一根烟燃尽,陈硕把烟头按灭:“真找到了?”
“嗯。”
“怎么样?”
“挺自由,看起来放松了许多,但身体不太好。”
“既然如此我建议你悄悄送他个医疗团队跟着然后你遗憾离场。”陈硕把半开玩笑半认真,把话还给他,“他不是你的私有物。”
陆锦尧不语。
“秦又菱不是那块料,但秦述英是。你带他回来就是他继续被秦竞声盯上利用的开始。不管是秦又菱还是秦竞声,这三年来都从没停止过找他。”
陆锦尧淡淡道:“真是为情所困了,都会说人话了。”
“……”陈硕觉得自己就多余说话。
陆锦尧见他安分了,开始给人下命令:“虽然秦家的手伸不到这里,但难保都在海外也有眼睛。带太多人跟着阿英很容易现,我自己跟他。你帮我应付一下欧洲这边的制造商,顺便查一个人。”
“谁?”
“你肯定很乐意,”陆锦尧翻看着靳林套出来的秦述英最近待过的国家和地区,“秦希音。”
陈硕皱了皱眉:“秦又菱她妈?她三年前就把股份全给秦又菱自己退隐了,除了偶尔在大牌杂志里被拍到在秀场看秀就没露过面,秦竞声都不管她,完全和争斗没关系。你查她干嘛?”
“全当好奇,”陆锦尧把平板关掉,语气很平淡,“新品市场投入在即,胜负很快见分晓。这个节骨眼上,一点意外都不能出。”

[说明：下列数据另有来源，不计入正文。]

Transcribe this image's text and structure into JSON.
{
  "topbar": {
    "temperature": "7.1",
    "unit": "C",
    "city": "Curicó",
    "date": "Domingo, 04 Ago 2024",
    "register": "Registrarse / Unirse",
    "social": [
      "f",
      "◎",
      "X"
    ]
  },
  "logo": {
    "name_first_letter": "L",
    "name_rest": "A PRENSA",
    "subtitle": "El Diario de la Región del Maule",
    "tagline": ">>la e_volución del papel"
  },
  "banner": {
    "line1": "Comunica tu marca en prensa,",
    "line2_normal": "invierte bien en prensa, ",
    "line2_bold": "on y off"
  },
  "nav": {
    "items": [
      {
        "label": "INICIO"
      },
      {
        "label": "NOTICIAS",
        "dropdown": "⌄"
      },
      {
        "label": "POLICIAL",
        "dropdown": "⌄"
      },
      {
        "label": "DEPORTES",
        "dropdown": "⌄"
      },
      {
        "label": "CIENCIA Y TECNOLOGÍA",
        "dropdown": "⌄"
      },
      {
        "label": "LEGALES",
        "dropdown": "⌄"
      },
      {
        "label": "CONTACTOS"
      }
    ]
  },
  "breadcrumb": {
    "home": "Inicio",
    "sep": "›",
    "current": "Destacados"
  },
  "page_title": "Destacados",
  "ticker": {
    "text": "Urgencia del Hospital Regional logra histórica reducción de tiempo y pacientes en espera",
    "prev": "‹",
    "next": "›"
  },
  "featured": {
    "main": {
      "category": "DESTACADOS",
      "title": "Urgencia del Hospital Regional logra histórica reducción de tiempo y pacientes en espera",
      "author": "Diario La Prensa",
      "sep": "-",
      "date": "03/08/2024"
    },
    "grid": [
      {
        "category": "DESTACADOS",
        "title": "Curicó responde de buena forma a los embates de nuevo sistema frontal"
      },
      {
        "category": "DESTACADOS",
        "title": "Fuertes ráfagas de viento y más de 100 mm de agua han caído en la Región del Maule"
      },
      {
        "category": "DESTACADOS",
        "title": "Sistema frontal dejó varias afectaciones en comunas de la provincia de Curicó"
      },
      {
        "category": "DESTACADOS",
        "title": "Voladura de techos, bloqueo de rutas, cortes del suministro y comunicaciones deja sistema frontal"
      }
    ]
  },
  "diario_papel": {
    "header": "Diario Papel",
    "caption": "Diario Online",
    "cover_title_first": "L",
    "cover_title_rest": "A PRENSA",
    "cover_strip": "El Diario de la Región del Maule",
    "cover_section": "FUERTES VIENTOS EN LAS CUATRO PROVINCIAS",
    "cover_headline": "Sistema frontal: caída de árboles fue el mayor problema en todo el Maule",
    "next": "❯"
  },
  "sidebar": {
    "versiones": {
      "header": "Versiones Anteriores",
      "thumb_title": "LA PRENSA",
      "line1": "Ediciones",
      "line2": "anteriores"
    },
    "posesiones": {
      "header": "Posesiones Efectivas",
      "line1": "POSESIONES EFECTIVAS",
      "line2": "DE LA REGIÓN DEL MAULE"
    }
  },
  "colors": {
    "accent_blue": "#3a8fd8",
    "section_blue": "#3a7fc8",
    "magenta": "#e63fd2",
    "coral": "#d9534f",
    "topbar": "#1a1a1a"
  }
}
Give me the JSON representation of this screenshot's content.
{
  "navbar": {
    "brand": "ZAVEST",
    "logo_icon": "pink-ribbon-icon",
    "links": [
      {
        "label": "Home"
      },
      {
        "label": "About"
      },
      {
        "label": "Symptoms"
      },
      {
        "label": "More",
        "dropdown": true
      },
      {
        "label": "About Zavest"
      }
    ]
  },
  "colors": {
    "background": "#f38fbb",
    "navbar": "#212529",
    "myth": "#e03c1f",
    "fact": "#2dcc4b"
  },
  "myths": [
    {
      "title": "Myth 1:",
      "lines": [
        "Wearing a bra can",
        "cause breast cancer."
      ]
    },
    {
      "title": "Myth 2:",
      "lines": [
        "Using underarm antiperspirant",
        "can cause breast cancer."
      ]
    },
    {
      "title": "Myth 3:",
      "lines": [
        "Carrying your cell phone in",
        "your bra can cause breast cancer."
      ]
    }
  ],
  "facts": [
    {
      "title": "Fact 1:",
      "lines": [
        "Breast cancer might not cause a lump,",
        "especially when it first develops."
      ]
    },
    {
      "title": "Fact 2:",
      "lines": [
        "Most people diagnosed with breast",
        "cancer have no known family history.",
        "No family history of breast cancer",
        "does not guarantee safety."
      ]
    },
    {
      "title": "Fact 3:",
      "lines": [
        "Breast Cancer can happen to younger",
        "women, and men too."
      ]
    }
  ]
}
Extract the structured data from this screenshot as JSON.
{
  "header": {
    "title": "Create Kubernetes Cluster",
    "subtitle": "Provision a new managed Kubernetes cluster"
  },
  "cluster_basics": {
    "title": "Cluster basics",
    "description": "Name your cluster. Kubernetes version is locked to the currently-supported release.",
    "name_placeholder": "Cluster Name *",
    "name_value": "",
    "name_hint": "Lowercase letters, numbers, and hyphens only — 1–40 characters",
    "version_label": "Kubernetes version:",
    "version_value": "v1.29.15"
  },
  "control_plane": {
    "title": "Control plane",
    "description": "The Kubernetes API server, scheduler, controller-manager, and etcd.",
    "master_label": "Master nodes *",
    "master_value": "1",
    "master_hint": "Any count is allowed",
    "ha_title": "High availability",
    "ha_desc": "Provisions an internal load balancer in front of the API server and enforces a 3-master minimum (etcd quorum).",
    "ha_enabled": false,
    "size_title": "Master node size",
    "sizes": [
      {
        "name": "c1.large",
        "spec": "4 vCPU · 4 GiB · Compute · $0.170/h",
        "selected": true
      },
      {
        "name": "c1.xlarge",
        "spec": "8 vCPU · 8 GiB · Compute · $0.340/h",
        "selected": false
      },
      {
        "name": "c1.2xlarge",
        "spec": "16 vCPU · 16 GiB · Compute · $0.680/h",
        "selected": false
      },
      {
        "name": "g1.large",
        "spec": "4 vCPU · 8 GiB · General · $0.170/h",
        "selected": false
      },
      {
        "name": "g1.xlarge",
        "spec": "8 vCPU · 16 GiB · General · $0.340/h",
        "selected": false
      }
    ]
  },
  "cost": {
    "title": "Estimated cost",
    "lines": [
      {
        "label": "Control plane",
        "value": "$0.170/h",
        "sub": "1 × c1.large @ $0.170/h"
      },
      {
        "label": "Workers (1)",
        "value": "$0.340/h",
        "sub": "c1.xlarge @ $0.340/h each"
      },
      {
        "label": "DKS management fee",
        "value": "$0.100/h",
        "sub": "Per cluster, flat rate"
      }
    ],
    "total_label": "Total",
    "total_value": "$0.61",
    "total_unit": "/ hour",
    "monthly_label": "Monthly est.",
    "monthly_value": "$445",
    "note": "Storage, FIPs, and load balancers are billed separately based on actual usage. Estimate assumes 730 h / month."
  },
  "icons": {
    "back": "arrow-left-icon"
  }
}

和秦竞声斗了这么久,陆锦尧太了解那个人的风格。平时落入劣势养精蓄锐,一旦遇到关键时机,就会直冲要害舍命一击。
陈硕点头十分赞同:“好,你最好能快点把秦竞声那个死老东西解决了,对咱们大家都好。”
停顿一会儿,陈硕突然想起什么:“对了,秦又菱最后一次跟我见面的时候透露了一件事,说秦竞声又在争取南红了,好像是要用南之亦威胁红姑,具体怎么回事不清楚。”
陆锦尧冷然道:“这么多年过去了,他还是只会利用感情从人身上榨价值。之亦和红姑都不是能被轻易拿捏的人,不用管。”
“我一开始也是这么觉得的,但秦又菱的态度不太对,”陈硕回忆着,“她好像有点……紧张?我不确定。你刚刚说这个节骨眼上不能出意外,我还是得跟你说一声。”
陆锦尧目光一凛,脑海中突然想起南苑红见完秦竞声后脊背被汗湿透,严令自己不许南之亦和任何秦家人接触的画面。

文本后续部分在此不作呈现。